An article by Eugene N. White, a professor of economics at Rutgers University, says that the government is making a major effort to keep those home owners facing foreclosures in homes they can't afford, when the government should let them go back to renting until they can really afford to buy. He says, "Renewed efforts to keep people in their homes by jiggling the terms of the mortgages simply keeps them locked in with little chance of saving for other purposes. Home ownership has been branded as the ultimate fulfillment of the American dream. This ignores the true American dream: upward mobility for them and their children."
Dave Ramsey, a nationally known personal finance expert, who sometimes has a column in the JS, wrote, "Who plays the lottery? Poor math-illiterates who spend their money buying lottery tickets, excess tobacco, liquor and drugs, new vehicles and entertainment and who are easily led into buying homes they can't afford. Never concerned about having enough "fall back" money saved. Like money for life insurance, car insurance, health insurance and educational savings for their children. Not accepting responsibility, not delaying certain pleasures until they were mature enough and responsible enough to almost assure a better quality of life they can actually afford."

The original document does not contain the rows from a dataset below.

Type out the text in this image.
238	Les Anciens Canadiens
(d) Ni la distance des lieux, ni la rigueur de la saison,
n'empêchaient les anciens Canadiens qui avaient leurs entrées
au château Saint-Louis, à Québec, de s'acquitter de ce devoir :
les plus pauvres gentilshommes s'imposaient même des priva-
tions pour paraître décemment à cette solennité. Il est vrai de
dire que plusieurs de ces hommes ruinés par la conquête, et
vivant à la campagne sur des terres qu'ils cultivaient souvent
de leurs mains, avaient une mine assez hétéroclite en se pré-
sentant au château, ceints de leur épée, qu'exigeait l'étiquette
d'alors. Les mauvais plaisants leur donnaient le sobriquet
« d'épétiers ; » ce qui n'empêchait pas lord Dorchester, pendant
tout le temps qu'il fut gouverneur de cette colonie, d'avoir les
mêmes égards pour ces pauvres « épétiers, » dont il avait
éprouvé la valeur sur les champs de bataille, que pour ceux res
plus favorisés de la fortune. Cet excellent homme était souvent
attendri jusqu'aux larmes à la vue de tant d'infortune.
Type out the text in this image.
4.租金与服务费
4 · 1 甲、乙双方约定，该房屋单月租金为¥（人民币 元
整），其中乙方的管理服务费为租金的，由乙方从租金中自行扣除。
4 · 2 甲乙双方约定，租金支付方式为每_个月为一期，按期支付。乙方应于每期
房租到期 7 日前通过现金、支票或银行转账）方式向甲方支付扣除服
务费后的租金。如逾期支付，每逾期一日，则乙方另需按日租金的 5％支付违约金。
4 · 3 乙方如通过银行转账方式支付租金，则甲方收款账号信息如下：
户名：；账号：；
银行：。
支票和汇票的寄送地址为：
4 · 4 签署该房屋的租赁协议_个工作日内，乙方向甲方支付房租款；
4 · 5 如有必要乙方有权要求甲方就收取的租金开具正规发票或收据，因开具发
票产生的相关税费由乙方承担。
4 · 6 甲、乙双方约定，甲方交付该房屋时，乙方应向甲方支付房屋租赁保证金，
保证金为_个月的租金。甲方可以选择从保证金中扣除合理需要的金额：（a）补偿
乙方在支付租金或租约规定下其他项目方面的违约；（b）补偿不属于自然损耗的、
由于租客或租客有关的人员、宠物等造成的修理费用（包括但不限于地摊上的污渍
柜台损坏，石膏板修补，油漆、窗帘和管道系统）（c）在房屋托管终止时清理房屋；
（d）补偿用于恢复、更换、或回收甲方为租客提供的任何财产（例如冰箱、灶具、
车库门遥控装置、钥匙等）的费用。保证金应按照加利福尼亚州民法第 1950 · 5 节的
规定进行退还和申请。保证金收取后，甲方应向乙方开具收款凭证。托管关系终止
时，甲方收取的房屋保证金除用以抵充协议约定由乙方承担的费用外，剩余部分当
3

Renting can be a pain. A worse pain is mortgage foreclosure or years of fighting mortgage foreclosures finding out along the way that the home they "felt they must have" leaves them with nothing but a ton of debt will still trying to pay for all the other things they actually did need like food and insurance plus the many things they really could have delayed.
As if those who are having financial difficulties on the home front is not bad enough, our governments that helped lead the homeowner into financial stress, are moving toward bankruptcy themselves. California's "me" attitude leads the way with Illinois a close 3rd or 4th in the nation. You can find in my archives a blog "Keeping up with the Joneses" dated 6/02/05 and DeWayne Bartel's column in the Times-Observor dated 6/01/2005 quoting City Councilman Gary Sandberg's prediction that the city would eventually run into financial problems because of it's elected officials inability to distinguish between good debt and bad debt.
Those who did not have Gary's astuteness in distinguishing between good and bad debt in government commitments and spending are adding to the tax-payer burdens. Burdens that will increase in the upcoming years as all those who have some understanding of finance have predicted.
Peoria County, of which I am a board member, appears to some of us to be heading in the same direction as the City of Peoria and Peoria Public School District #150. I regret to say, despite my warnings and efforts to curb long term debt and risk, the past 15 months have been the most discouraging of my years on the board.
Some accuse me of being negative. Realistic would be a better description.